その男は避暑地の温泉宿で見知った、お高くとまっている令嬢の存在が気になっている。男は腹を下してしまい宿の便所に駆け込んだところ、件の令嬢が先に入っており扉の鍵が壊れていたため、彼女はあられもない姿をモロに男に見られてしまった。どうにかして男は詫びようとするのだが、プライドが二本足で歩いているような令嬢が示すのはにべもない対応ばかり。逆ギレした男は令嬢にとって最も屈辱的な罰を与えるべく奇天烈な罠を仕掛ける。
これだけでもよくよく考えたら十分滑稽な導入である上、フツーの人からしてみれば令嬢が見事に嵌まるあの罠というのは往年のたけしやとんねるずの番組でお笑いタレントがよくやらされていたシーンそっくりだし、令嬢の末路を知って爆笑してもおかしくない。つまり笑いを誘発するほど極端な要素で構築されていたから「天狗」は珍妙な傑作になり得たのだ。
本書収録作品はこのとおり。括弧内の数字は創元推理文庫『大坪砂男全集』全四巻のうち、本書の各短篇が収められた巻を示している。
「閑雅な殺人」(➋)
「白い文化住宅」(➋)
「虛影」(➋)
「花束」(➋)
「逃避行」(➋)
「検事調書」(➊)
「蟋蟀の歌」(❹)
「黒子」(➊)
「雨男・雪女」(➋)
「初恋」(❸)
「零人」(❹)
「賓客皆秀才」(❹)
「天狗」(➋)
「外套」(❸)
「胡蝶の行方」(➊)
澁澤龍彦や都筑道夫ら大坪贔屓がどれだけ下駄を履かせようとも、本書のようなラインナップで彼の作品を読むと、研ぎ澄まされているのはやっぱり初期のごく一部分だけであって、それ以外のものには空虚な感じさえ漂う。「白い文化住宅」あたりは若妻・亜子の白骨を消失させる理化学ネタが添え物になるぐらい仁科達郎と青年とのネチネチした対決が見ものだけれど、大坪本人のねじくれた資質を受け入れられぬ読み手には、いちいち持って回った語り口が癇に障るかもしれない。

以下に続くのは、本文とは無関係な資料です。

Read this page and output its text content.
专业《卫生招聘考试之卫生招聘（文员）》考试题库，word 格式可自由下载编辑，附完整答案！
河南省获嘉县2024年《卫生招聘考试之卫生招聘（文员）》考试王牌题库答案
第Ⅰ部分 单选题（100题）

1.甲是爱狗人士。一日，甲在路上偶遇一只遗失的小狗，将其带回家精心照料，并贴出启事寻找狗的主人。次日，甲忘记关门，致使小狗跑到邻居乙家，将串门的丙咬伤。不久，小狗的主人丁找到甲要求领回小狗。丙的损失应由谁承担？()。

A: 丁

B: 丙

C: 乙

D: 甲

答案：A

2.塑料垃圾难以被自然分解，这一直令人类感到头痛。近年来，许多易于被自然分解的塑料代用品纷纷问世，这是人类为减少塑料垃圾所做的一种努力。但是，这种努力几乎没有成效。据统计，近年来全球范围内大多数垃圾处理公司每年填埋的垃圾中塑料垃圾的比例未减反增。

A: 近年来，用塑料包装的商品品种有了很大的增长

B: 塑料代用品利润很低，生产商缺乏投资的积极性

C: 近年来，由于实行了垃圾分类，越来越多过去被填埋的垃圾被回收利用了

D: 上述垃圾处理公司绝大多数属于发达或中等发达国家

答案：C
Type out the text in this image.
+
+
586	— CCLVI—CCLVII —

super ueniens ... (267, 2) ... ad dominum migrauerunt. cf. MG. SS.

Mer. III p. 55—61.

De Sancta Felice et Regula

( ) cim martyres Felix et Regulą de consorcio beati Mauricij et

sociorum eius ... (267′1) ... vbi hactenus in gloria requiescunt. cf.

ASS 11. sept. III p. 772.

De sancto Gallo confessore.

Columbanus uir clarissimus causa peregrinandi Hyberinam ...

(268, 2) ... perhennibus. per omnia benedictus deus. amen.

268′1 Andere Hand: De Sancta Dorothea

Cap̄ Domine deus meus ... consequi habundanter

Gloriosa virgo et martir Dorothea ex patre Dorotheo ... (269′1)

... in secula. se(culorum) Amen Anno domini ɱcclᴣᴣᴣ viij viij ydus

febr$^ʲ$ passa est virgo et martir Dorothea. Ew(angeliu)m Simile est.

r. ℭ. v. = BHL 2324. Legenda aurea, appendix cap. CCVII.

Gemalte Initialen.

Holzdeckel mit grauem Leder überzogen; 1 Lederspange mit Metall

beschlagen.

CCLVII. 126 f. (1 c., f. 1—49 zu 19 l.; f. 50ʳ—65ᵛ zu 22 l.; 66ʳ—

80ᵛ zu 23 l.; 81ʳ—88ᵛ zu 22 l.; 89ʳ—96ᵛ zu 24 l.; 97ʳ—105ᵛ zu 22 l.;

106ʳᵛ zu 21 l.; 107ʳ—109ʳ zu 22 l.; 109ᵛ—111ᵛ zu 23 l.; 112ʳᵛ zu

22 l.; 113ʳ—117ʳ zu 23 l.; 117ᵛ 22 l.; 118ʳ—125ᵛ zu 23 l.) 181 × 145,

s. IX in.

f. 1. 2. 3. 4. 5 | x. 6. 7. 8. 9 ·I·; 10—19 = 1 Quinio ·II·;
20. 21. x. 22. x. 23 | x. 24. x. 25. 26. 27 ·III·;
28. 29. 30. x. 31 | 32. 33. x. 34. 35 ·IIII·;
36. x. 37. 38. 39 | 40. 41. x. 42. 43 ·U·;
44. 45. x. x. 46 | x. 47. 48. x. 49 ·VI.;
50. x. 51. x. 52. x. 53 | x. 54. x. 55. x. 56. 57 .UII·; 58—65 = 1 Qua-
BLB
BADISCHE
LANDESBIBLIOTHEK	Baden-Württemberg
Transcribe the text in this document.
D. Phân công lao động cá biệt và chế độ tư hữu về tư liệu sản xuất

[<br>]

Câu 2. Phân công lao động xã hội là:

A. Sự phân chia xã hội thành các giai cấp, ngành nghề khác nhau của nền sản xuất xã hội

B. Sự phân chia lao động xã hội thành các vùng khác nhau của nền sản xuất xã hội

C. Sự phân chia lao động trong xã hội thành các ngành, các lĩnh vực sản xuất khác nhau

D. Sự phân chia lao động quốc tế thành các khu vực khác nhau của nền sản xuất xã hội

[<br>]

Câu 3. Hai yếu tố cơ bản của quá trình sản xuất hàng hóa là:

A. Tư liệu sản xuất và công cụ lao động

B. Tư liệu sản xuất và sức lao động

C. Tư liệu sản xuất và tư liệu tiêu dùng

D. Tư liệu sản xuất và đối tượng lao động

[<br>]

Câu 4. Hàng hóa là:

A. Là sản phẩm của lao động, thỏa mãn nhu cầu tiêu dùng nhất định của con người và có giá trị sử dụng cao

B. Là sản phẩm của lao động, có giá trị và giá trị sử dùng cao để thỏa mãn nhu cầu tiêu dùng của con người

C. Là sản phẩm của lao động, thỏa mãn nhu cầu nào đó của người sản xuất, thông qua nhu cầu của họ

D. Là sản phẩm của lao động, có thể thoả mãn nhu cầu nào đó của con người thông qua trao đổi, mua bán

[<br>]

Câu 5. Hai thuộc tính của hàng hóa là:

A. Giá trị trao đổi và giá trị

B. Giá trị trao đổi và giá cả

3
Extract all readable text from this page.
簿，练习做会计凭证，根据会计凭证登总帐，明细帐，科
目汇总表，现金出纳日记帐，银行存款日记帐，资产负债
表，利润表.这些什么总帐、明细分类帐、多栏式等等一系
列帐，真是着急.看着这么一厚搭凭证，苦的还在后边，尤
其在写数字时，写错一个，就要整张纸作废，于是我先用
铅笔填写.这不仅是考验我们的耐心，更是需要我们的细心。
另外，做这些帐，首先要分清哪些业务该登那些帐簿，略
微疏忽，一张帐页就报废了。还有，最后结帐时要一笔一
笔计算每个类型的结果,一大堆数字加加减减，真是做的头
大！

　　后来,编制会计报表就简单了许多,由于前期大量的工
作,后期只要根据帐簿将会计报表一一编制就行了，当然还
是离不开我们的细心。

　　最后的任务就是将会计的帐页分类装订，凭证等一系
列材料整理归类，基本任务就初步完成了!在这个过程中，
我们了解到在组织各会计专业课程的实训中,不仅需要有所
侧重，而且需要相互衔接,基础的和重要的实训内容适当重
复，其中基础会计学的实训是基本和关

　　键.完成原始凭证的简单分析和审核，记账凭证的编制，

「零人」も代表作のひとつながら、植物を自分の妻だとのたまう園芸家の思考を読者がどれだけ消化できるか、其処にかかっている。文中に「いや、あなたこそ気違いだ!」と園芸家が指をさされる場面があり、いみじくもこのセリフが象徴するように、他の日本人探偵作家の奇想と比べてもかなりタガが外れている大坪砂男の本質はそう簡単に理解できる類のものに非ず。
「天狗」クラスの出来ならそれなりにキャッチーだし、探偵小説中毒者以外の人々にも受け入れられるポテンシャルはあるとは思うが、大坪の場合、自身の素行が原因で作家人生を自滅させてしまった情報が流布しているため、小説そのものだけで貴乃花光司みたく妙に偏屈な人、あるいはそれ以上に(ちょっとアタマがおかしいという意味での)異端の人だと思われかねない危うい線上を死後も浮遊している。